Single by Bobby Brown

from the album Bobby
- Released: September 29, 1992
- Genre: R&B
- Length: 5:01
- Label: MCA
- Songwriters: Kenneth Edmonds; Antonio Reid; Daryl Simmons;
- Producers: Kenneth Edmonds; Antonio Reid; Daryl Simmons;

Bobby Brown singles chronology
| "Humpin' Around" (1992) | "Good Enough" (1992) | "Get Away" (1993) |

Music video
- "Good Enough" on YouTube

= Good Enough (Bobby Brown song) =

1992 single by Bobby Brown

"Good Enough" is a song performed by American contemporary R&B singer Bobby Brown; issued by MCA Records as the second single from his third studio album, Bobby (1992). The song is both written and produced by Kenneth Edmonds, Antonio Reid and Daryl Simmons. It peaked at number seven on the US Billboard Hot 100 in 1992, his final top-10 hit in the United States.

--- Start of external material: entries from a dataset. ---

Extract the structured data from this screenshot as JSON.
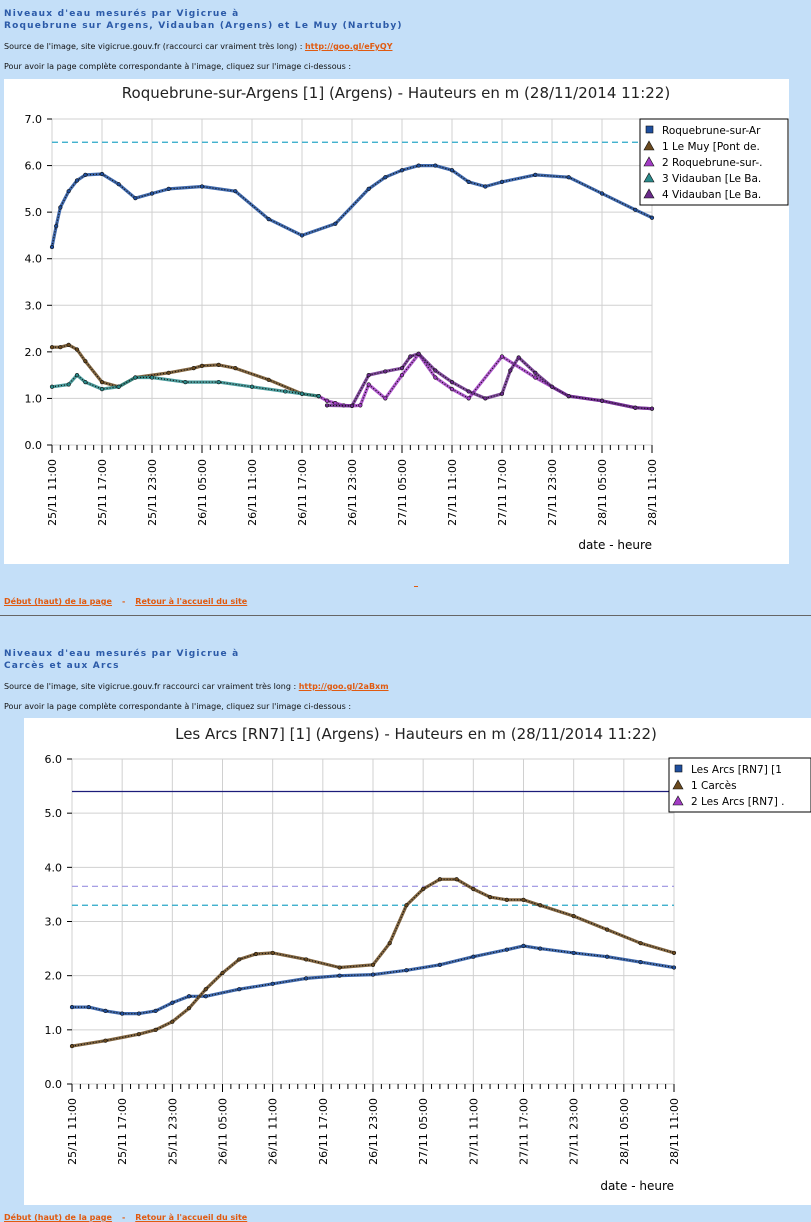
{
  "section1": {
    "title_line1": "Niveaux d'eau mesurés par Vigicrue à",
    "title_line2": "Roquebrune sur Argens, Vidauban (Argens) et Le Muy (Nartuby)",
    "source_text": "Source de l'image, site vigicrue.gouv.fr (raccourci car vraiment très long) : ",
    "source_link": "http://goo.gl/eFyQY",
    "instruction": "Pour avoir la page complète correspondante à l'image, cliquez sur l'image ci-dessous :"
  },
  "section2": {
    "title_line1": "Niveaux d'eau mesurés par Vigicrue à",
    "title_line2": "Carcès et aux Arcs",
    "source_text": "Source de l'image, site vigicrue.gouv.fr raccourci car vraiment très long : ",
    "source_link": "http://goo.gl/2aBxm",
    "instruction": "Pour avoir la page complète correspondante à l'image, cliquez sur l'image ci-dessous :"
  },
  "nav": {
    "top_link": "Début (haut) de la page",
    "separator": "-",
    "home_link": "Retour à l'accueil du site"
  },
  "colors": {
    "page_bg": "#c4dff8",
    "title_blue": "#2b5aa8",
    "link_orange": "#e05a10",
    "threshold_cyan": "#2aa8c8",
    "threshold_lavender": "#9a90e0",
    "threshold_navy": "#1c1c7a"
  },
  "chart_data": [
    {
      "type": "line",
      "title": "Roquebrune-sur-Argens [1] (Argens) - Hauteurs en m (28/11/2014 11:22)",
      "xlabel": "date - heure",
      "ylabel": "",
      "ylim": [
        0,
        7
      ],
      "yticks": [
        "0.0",
        "1.0",
        "2.0",
        "3.0",
        "4.0",
        "5.0",
        "6.0",
        "7.0"
      ],
      "x_tick_labels": [
        "25/11 11:00",
        "25/11 17:00",
        "25/11 23:00",
        "26/11 05:00",
        "26/11 11:00",
        "26/11 17:00",
        "26/11 23:00",
        "27/11 05:00",
        "27/11 11:00",
        "27/11 17:00",
        "27/11 23:00",
        "28/11 05:00",
        "28/11 11:00"
      ],
      "grid": true,
      "legend_position": "top-right",
      "thresholds": [
        {
          "value": 6.5,
          "color": "#2aa8c8",
          "style": "dashed"
        }
      ],
      "series": [
        {
          "name": "Roquebrune-sur-Ar",
          "color": "#1f4f9e",
          "x": [
            0,
            0.5,
            1,
            2,
            3,
            4,
            6,
            8,
            10,
            12,
            14,
            18,
            22,
            26,
            30,
            34,
            38,
            40,
            42,
            44,
            46,
            48,
            50,
            52,
            54,
            58,
            62,
            66,
            70,
            72
          ],
          "y": [
            4.25,
            4.7,
            5.1,
            5.45,
            5.68,
            5.8,
            5.82,
            5.6,
            5.3,
            5.4,
            5.5,
            5.55,
            5.45,
            4.85,
            4.5,
            4.75,
            5.5,
            5.75,
            5.9,
            6.0,
            6.0,
            5.9,
            5.65,
            5.55,
            5.65,
            5.8,
            5.75,
            5.4,
            5.05,
            4.88
          ]
        },
        {
          "name": "1 Le Muy [Pont de.",
          "color": "#6b4a1e",
          "x": [
            0,
            1,
            2,
            3,
            4,
            6,
            8,
            10,
            14,
            17,
            18,
            20,
            22,
            26,
            30,
            32
          ],
          "y": [
            2.1,
            2.1,
            2.15,
            2.05,
            1.8,
            1.35,
            1.25,
            1.45,
            1.55,
            1.65,
            1.7,
            1.72,
            1.65,
            1.4,
            1.1,
            1.05
          ]
        },
        {
          "name": "2 Roquebrune-sur-.",
          "color": "#a23cc4",
          "x": [
            32,
            33,
            34,
            35,
            36,
            37,
            38,
            40,
            42,
            44,
            46,
            48,
            50,
            54,
            58,
            62,
            66,
            70,
            72
          ],
          "y": [
            1.05,
            0.95,
            0.9,
            0.85,
            0.84,
            0.85,
            1.3,
            1.0,
            1.5,
            1.95,
            1.45,
            1.2,
            1.0,
            1.9,
            1.45,
            1.05,
            0.95,
            0.8,
            0.78
          ]
        },
        {
          "name": "3 Vidauban [Le Ba.",
          "color": "#2a8a8a",
          "x": [
            0,
            2,
            3,
            4,
            6,
            8,
            10,
            12,
            16,
            20,
            24,
            28,
            30,
            32
          ],
          "y": [
            1.25,
            1.3,
            1.5,
            1.35,
            1.2,
            1.25,
            1.45,
            1.45,
            1.35,
            1.35,
            1.25,
            1.15,
            1.1,
            1.05
          ]
        },
        {
          "name": "4 Vidauban [Le Ba.",
          "color": "#6a2a8a",
          "x": [
            33,
            36,
            38,
            40,
            42,
            43,
            44,
            46,
            48,
            50,
            52,
            54,
            55,
            56,
            58,
            60,
            62,
            66,
            70,
            72
          ],
          "y": [
            0.85,
            0.84,
            1.5,
            1.58,
            1.65,
            1.9,
            1.96,
            1.6,
            1.35,
            1.15,
            1.0,
            1.1,
            1.6,
            1.88,
            1.55,
            1.25,
            1.05,
            0.95,
            0.8,
            0.78
          ]
        }
      ]
    },
    {
      "type": "line",
      "title": "Les Arcs [RN7] [1] (Argens) - Hauteurs en m (28/11/2014 11:22)",
      "xlabel": "date - heure",
      "ylabel": "",
      "ylim": [
        0,
        6
      ],
      "yticks": [
        "0.0",
        "1.0",
        "2.0",
        "3.0",
        "4.0",
        "5.0",
        "6.0"
      ],
      "x_tick_labels": [
        "25/11 11:00",
        "25/11 17:00",
        "25/11 23:00",
        "26/11 05:00",
        "26/11 11:00",
        "26/11 17:00",
        "26/11 23:00",
        "27/11 05:00",
        "27/11 11:00",
        "27/11 17:00",
        "27/11 23:00",
        "28/11 05:00",
        "28/11 11:00"
      ],
      "grid": true,
      "legend_position": "top-right",
      "thresholds": [
        {
          "value": 5.4,
          "color": "#1c1c7a",
          "style": "solid"
        },
        {
          "value": 3.65,
          "color": "#9a90e0",
          "style": "dashed"
        },
        {
          "value": 3.3,
          "color": "#2aa8c8",
          "style": "dashed"
        }
      ],
      "series": [
        {
          "name": "Les Arcs [RN7] [1",
          "color": "#1f4f9e",
          "x": [
            0,
            2,
            4,
            6,
            8,
            10,
            12,
            14,
            16,
            20,
            24,
            28,
            32,
            36,
            40,
            44,
            48,
            52,
            54,
            56,
            60,
            64,
            68,
            72
          ],
          "y": [
            1.42,
            1.42,
            1.35,
            1.3,
            1.3,
            1.35,
            1.5,
            1.62,
            1.62,
            1.75,
            1.85,
            1.95,
            2.0,
            2.02,
            2.1,
            2.2,
            2.35,
            2.48,
            2.55,
            2.5,
            2.42,
            2.35,
            2.25,
            2.15
          ]
        },
        {
          "name": "1 Carcès",
          "color": "#6b4a1e",
          "x": [
            0,
            4,
            8,
            10,
            12,
            14,
            16,
            18,
            20,
            22,
            24,
            28,
            32,
            36,
            38,
            40,
            42,
            44,
            46,
            48,
            50,
            52,
            54,
            56,
            60,
            64,
            68,
            72
          ],
          "y": [
            0.7,
            0.8,
            0.92,
            1.0,
            1.15,
            1.4,
            1.75,
            2.05,
            2.3,
            2.4,
            2.42,
            2.3,
            2.15,
            2.2,
            2.6,
            3.3,
            3.6,
            3.78,
            3.78,
            3.6,
            3.45,
            3.4,
            3.4,
            3.3,
            3.1,
            2.85,
            2.6,
            2.42
          ]
        },
        {
          "name": "2 Les Arcs [RN7] .",
          "color": "#a23cc4",
          "x": [],
          "y": []
        }
      ]
    }
  ]
}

The accompanying music video was directed by Scott Kalvert.

==Charts==

===Weekly charts===

Weekly chart performance for "Good Enough"
| Chart (1992) | Peak position |
|---|---|
| Australia (ARIA) | 39 |
| Belgium (Ultratop 50 Flanders) | 45 |
| Germany (GfK) | 49 |
| Netherlands (Single Top 100) | 36 |
| New Zealand (Recorded Music NZ) | 13 |
| Sweden (Sverigetopplistan) | 38 |
| UK Singles (OCC) | 41 |
| UK Airplay (Music Week) | 20 |
| UK Dance (Music Week) | 25 |
| US Billboard Hot 100 | 7 |
| US Hot Dance Music/Maxi-Singles Sales (Billboard) | 10 |
| US Hot R&B/Hip-Hop Singles & Tracks (Billboard) | 5 |
| US Rhythmic Top 40 (Billboard) | 6 |
| US Top 40 Mainstream (Billboard) | 5 |

===Year-end charts===

Year-end chart performance for "Good Enough"
| Chart (1993) | Position |
|---|---|
| US Cash Box Top 100 | 25 |

==Certifications==

Certifications for "Good Enough"
| Region | Certification | Certified units/sales |
| United States (RIAA) | Gold | 500,000^{^} |
^{^} Shipments figures based on certification alone.